I remember thinking, when asked to go to a Sedaka concert in Dublin, Ireland, in 1974, “Is this guy still going?” I confessed as much when I last interviewed Sedaka, in Los Angeles in 2005. He was, as always, gracious in his reply. Then, while I was in Cincinnati in 2013, I read that “The typewriter, the Walkman, Polaroid cameras and Neil Sedaka all have been the victim of disruptive innovation: forces that beyond our control attack an industry and render it obsolete.” Well, the typewriter and Sedaka are certainly still far from obsolete - I can’t speak for the Walkman and Polaroid camera.

One of the songs I haven’t noticed Sedaka perform in his mini-concert series is Another Sleepless Night, which was on his debut album Rock with Neil Sedaka back in 1959. The reason I was keen to spot it on his latest playlists is that it was the Sedaka track included on the Christmas 1959 Remington-RCA Victor EP Be a Hit at School (45rpm extended play vinyl "Orthophonic" hi-fi record). The EP was at the centre of a cross promotion to mark the launch of the new Carl Sundberg-designed Remington typewriter series, including the Monarch portable, Remington 11 semi-portable and the International standard-size machine, all machines I have used often.

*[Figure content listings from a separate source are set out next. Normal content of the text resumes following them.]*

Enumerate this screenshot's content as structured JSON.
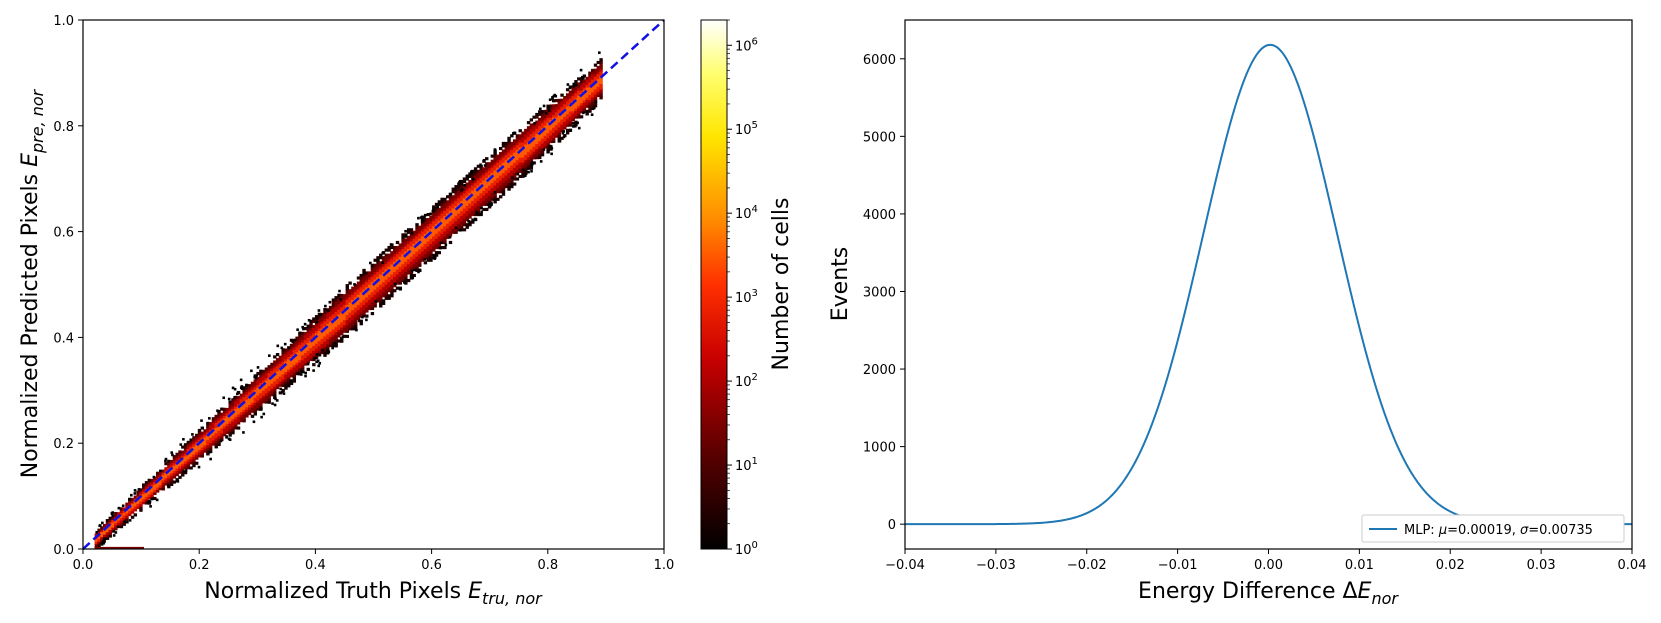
{
  "chart_data": [
    {
      "type": "heatmap",
      "xlabel_main": "Normalized Truth Pixels ",
      "xlabel_var": "E",
      "xlabel_sub": "tru, nor",
      "ylabel_main": "Normalized Predicted Pixels ",
      "ylabel_var": "E",
      "ylabel_sub": "pre, nor",
      "xlim": [
        0.0,
        1.0
      ],
      "ylim": [
        0.0,
        1.0
      ],
      "xticks": [
        "0.0",
        "0.2",
        "0.4",
        "0.6",
        "0.8",
        "1.0"
      ],
      "yticks": [
        "0.0",
        "0.2",
        "0.4",
        "0.6",
        "0.8",
        "1.0"
      ],
      "diagonal": {
        "style": "dashed",
        "color": "#1010e6",
        "from": [
          0.0,
          0.0
        ],
        "to": [
          1.0,
          1.0
        ]
      },
      "band": {
        "x_start": 0.02,
        "x_end": 0.89,
        "colormap": "hot"
      },
      "colorbar": {
        "label": "Number of cells",
        "scale": "log",
        "range": [
          1,
          2000000
        ],
        "tick_base": "10",
        "tick_exponents": [
          "0",
          "1",
          "2",
          "3",
          "4",
          "5",
          "6"
        ]
      }
    },
    {
      "type": "line",
      "xlabel_main": "Energy Difference Δ",
      "xlabel_var": "E",
      "xlabel_sub": "nor",
      "ylabel": "Events",
      "xlim": [
        -0.04,
        0.04
      ],
      "ylim": [
        -320,
        6500
      ],
      "xticks": [
        "−0.04",
        "−0.03",
        "−0.02",
        "−0.01",
        "0.00",
        "0.01",
        "0.02",
        "0.03",
        "0.04"
      ],
      "yticks": [
        "0",
        "1000",
        "2000",
        "3000",
        "4000",
        "5000",
        "6000"
      ],
      "series": [
        {
          "name_prefix": "MLP: ",
          "mu_symbol": "μ",
          "mu_value": "=0.00019, ",
          "sigma_symbol": "σ",
          "sigma_value": "=0.00735",
          "color": "#1f77b4",
          "gaussian": {
            "peak": 6180,
            "mu": 0.00019,
            "sigma": 0.00735
          }
        }
      ],
      "legend_position": "lower-right"
    }
  ]
}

Now here’s an interesting photo, from the TV show Shindig in April 1965. That’s Neil Sedaka at a piano on top of a piano being played by Jerry Lee Lewis, and that’s Carolyne Barry in glasses. In the background the band with the Shindogs are The Wellingtons, right, who once backed Jan and Dean. It’s The Wellingtons you can hear performing The Ballad of Davy Crockett on the soundtrack for the movie Fantastic Mr Fox. Perhaps more famously, The Wellingtons performed the original theme for a very well-known TV show, and appeared in that show as the rock group ‘The Mosquitoes’ (Bingo, Bango, Bongo and Irving). Can you name the show? Clue: It had a skipper, a millionaire and a professor.


Bill M said...

There's no other show with a three hour tour.... and 7 stranded castaways and Gilligan.
Ok. I know. I'll let someone else finish it.
I never knew of a record and typewriter or typewriter and record promotion. Great!
I guess by the time I was in radio typewriters were fading for word processors and our station gave away cars.

I still like Neil Sedaka and his music. I think his first relaunch was about the time I got into radio.

Nice work Robert.

Bill G said...

Neil Sedaka is looking good — good for him!

No one should be surprised to learn that both Walkmans and Polaroid cameras have received a fair bit of renewed interest over the past few years. (Take a look a Walkman Professional prices out on Ebay.) The growth in popularity of typewriters as of late seems to be part of a larger overall trend involving any number of different analog technologies. The pandemic has only served to boost such interest that much more.

As to exactly why this is, well that's anyone's guess I suppose. But I would imagine that the true answer is as complex as the number of parts found in your average typewriter (or in a Walkman for that matter).

Terry Murray said...

What a great piece!

Johnpyyc said...

Morning Robert:

Very interesting blog today. The Norman Wells story was extrememly interesting since Esso's drilling was so far out from the market. I guess it was a structural play that the geologists found. Bloom was a very intrepid reporter to go up to Norman Wells. Even getting to Peace River was a major adventure.